Expo: Histories of Digital Culture
Explore the history online communities, digital aesthetics and more in 'virtual museum exhibits' created by students from the Bachelor's programme Media & Information for the course Histories of Digital Culture. In addition to browsing the exhibits, you can assemble a student-produced zine as well as attend spotlight presentations, where students will present their most interesting discoveries.
The event includes a keynote by Anya Shchetvina and Nathalie Fridzema called "Imagining the Internets: A Collaborative Glossary." Shchetvina and Fridzema will discuss how the internet has been imagined, narrated, and contested and what concepts we need to study that process. By discussing their forthcoming publication with the Institute of Network Cultures (with support of EASST), they will bring together short essays by the publication's contributors (coming from STS, Media Studies, and Web History) to map a scattered vocabulary for analysing internet imaginaries. This ranges from established concepts like sociotechnical imaginaries and metaphors to more experimental propositions like skeuomorphism and affective surplus.
Programme
14:00 Opening
15:00 Spotlights 1
16:00 Keynote: “Imagining the Internets: A Collaborative Glossary” by Anya Shchetvina & Nathalie Fridzema
17:00 Spotlights 2
17:30 Drinks
18:30 End
Speakers
Anya Shchetvina is a PhD candidate in Media Studies at the Humboldt-Universität in Berlin. She is a coordinator of Matter of
Imagination and co-editor of Imagining the Internet(s): A Collaborative Glossary. In the past, she has coordinated The club for internet and society enthusiasts in Moscow, facilitating critical pedagogical and research projects, as well as public discussions related to internet studies.
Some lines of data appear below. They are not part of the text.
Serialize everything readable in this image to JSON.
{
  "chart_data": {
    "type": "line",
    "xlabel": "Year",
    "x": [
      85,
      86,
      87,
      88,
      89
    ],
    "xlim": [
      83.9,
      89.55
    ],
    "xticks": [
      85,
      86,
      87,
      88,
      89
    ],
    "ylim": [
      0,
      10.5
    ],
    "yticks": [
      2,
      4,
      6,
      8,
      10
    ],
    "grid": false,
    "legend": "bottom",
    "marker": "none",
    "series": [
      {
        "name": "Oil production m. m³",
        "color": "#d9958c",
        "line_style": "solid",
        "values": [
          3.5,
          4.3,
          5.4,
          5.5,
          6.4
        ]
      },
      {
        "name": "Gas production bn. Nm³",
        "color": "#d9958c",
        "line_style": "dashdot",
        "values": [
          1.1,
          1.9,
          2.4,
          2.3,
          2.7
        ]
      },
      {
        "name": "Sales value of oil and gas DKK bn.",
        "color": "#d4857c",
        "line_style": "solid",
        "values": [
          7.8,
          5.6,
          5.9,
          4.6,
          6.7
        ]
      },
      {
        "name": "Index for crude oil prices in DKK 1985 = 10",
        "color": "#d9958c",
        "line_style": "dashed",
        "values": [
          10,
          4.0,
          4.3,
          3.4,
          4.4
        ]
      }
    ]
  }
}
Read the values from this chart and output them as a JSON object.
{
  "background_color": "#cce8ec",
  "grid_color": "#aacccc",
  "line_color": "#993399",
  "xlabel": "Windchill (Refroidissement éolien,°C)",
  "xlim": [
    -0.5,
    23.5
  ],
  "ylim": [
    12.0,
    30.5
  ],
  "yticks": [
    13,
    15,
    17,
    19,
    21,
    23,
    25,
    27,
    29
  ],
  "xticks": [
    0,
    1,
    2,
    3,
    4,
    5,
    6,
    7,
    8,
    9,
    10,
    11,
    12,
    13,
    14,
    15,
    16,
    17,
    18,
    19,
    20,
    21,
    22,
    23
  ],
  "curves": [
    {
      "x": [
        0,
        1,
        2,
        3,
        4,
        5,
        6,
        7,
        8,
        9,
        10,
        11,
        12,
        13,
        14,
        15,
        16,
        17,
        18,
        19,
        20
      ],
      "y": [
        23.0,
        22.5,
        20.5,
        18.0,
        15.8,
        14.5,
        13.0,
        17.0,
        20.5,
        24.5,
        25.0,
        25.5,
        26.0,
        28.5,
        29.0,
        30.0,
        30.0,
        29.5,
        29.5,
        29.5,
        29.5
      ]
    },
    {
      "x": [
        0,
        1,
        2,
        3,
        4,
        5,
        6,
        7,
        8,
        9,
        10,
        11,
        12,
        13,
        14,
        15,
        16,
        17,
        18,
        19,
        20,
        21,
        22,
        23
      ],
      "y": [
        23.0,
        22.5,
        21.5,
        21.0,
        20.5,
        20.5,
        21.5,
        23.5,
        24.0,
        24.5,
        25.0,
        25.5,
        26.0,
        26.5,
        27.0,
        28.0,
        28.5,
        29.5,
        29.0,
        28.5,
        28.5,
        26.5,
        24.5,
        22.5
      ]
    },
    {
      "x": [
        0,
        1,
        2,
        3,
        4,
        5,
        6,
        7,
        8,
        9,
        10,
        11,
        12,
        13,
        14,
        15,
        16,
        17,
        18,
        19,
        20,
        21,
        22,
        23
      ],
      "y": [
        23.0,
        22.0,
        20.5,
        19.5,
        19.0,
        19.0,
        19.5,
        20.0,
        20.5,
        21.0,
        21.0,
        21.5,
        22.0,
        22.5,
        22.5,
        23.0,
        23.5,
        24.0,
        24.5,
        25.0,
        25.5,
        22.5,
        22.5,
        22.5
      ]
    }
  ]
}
Nathalie Fridzema is a PhD candidate at the Centre for Media and Journalism Studies at the University of Groningen. She is coordinator of Matter of Imagination and co-editor of Imagining the Internet(s): A Collaborative Glossary. Her research examines the cultural history of the early Dutch web (1994–2004), with a focus on web imaginaries, everyday practices, and regional histories often overlooked in dominant accounts of internet history.